Autodisable feature has been introduced only in firmware 2.1 and does not apply to firmware 1.3.
Correct way to account for this is to check and ensure whether any auto-disabled ports exist and if present then re-enable using enableswitchport --automatic 'before' up/downgrading fw to a different version.
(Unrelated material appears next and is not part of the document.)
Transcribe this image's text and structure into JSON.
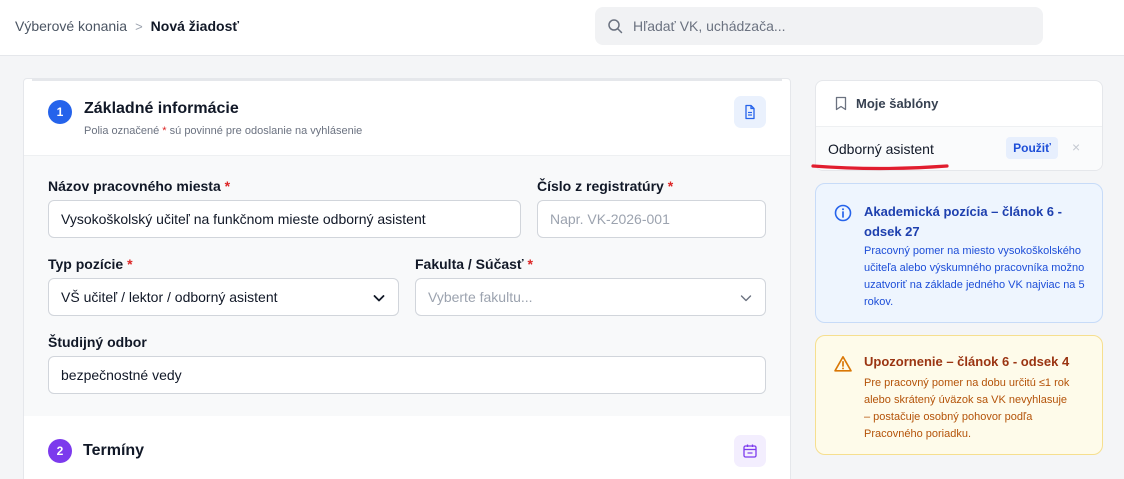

This will ensure compatible settings when moving between different fw.

Problematic Inifiniband switch details:
Switch name              :           dm01sw-ib3
Firware verison        :           2.1.3-4
Port number             :           35
Lid number                :           3

This solution for the Infiniband switch firmware verion “2.1.3-4”.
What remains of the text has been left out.